I never prohibited phones or electronic dictionaries for a simple reason. Although they are a terrible distraction, they take students' minds off of what is at hand, and, as a diversion away from learning their total effect is negative, they were of use to me. I could always tell when students were bored, and I could always do something about it. I used them as a gauge. I allowed them freely, then addressed the affect nature of what I saw.

At one point I remember saying this, and I'm not exactly proud of it. You wouldn't' take a blanket or a pacifier from a baby, because they would cry, and because simply removing it does not remove the insecurity that caused them to need it.

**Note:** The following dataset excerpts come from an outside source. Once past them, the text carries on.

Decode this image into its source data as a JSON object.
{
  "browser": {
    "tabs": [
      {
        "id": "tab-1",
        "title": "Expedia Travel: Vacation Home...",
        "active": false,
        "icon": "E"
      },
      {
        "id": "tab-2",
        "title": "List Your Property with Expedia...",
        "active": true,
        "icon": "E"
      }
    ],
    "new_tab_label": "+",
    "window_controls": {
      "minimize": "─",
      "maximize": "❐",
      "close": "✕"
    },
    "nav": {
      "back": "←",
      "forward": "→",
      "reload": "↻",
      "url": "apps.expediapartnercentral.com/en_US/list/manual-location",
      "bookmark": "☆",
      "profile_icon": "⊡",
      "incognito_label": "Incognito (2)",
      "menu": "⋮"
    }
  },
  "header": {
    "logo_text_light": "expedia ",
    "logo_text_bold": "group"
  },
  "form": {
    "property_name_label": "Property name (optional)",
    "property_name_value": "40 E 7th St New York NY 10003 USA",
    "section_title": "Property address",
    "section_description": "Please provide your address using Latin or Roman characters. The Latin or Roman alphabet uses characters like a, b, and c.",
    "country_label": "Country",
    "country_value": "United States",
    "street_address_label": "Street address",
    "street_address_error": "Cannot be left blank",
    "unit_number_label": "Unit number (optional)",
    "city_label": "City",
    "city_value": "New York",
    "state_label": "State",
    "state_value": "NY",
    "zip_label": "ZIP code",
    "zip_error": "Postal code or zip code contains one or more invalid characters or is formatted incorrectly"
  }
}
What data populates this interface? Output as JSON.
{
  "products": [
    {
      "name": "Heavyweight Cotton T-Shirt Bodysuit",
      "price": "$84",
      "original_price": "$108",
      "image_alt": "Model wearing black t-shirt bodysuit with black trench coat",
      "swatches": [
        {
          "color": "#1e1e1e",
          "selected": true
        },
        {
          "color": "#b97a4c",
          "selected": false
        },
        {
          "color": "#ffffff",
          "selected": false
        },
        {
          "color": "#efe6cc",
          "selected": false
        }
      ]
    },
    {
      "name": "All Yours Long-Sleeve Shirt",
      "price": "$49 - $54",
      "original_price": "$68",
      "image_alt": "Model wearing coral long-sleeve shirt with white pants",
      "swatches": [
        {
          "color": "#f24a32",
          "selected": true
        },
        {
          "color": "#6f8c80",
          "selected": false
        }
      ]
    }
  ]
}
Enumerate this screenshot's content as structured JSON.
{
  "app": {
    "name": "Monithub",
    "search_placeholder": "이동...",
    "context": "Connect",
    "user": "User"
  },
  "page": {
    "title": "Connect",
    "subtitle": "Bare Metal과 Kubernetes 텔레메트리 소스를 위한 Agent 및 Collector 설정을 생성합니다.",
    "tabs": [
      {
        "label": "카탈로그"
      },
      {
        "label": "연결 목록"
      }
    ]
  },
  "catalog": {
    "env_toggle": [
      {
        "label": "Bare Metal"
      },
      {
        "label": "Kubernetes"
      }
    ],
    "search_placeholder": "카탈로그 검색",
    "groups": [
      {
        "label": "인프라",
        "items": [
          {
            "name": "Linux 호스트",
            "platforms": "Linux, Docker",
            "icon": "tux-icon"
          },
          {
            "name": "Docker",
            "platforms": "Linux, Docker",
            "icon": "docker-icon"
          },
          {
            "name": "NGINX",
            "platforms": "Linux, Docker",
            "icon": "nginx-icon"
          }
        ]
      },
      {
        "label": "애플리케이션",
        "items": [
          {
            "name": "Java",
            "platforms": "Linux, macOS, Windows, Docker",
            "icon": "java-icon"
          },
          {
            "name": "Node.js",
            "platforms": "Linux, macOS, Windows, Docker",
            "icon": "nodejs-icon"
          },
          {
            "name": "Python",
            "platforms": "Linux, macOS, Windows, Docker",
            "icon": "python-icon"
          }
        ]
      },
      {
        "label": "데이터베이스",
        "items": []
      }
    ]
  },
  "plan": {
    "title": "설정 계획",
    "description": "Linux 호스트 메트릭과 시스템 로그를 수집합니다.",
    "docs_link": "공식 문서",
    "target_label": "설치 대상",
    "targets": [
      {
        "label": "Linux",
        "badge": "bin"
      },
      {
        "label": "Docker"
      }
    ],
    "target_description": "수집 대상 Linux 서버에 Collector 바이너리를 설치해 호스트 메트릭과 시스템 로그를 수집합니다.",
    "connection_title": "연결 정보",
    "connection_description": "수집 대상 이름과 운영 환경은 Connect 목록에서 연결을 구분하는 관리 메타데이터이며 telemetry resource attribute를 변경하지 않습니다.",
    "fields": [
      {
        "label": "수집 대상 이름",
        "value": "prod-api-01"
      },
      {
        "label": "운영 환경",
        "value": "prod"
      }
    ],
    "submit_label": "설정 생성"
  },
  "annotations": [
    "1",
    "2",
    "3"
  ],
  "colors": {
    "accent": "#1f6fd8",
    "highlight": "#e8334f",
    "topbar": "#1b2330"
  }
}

The reason I'm not proud of this is because any blatant comparison of students to babies is embarrassing and brings up a host of justified complaints. They're not babies. They're not even kids. They were, for me at least, fully grown adults. But still, they had their insecurities, as do I, and I'm 58, this ain't my first rodeo, so to speak. What I'm saying is this. If you watch people closely, you can see that they wear their feelings about a situation, and you can address those feelings, make them more comfortable, make it easier for them to simply produce English or do things that will help their overall progress. This is true for people of all ages.

Now here's another interesting thing to consider. Somebody mentioned, perhaps in Funny Times, that it was only a matter of time before you could literally call up websites in front of your eyes, without even the benefit of a laptop or tablet, simply have the web with you as you go, and use it at will. And this obviously will not be good for navigating sidewalks and roads, look what texting does to traffic now...but it will provide an interesting way to measure what people do and how they feel. How many are checking the weather? How many would do Facebook and walk at the same time? How many like to be at a good site, say Facebook, when times get rough wherever they are? How many simply like to appear to be connected when they walk around, because that appearance alone gives them a sense of security?

Presumably computers can measure this stuff. Then, next step, build into Rosetta Stone, or whatever program you are using to promote language learning, an affect-responding device. When their jacket is on, start with this easy, mellow, friendly, non-threatening piece of English. Until they take off their coat, of their own accord, because they are so busy, and having so much fun, that they just feel like they don't need it anymore.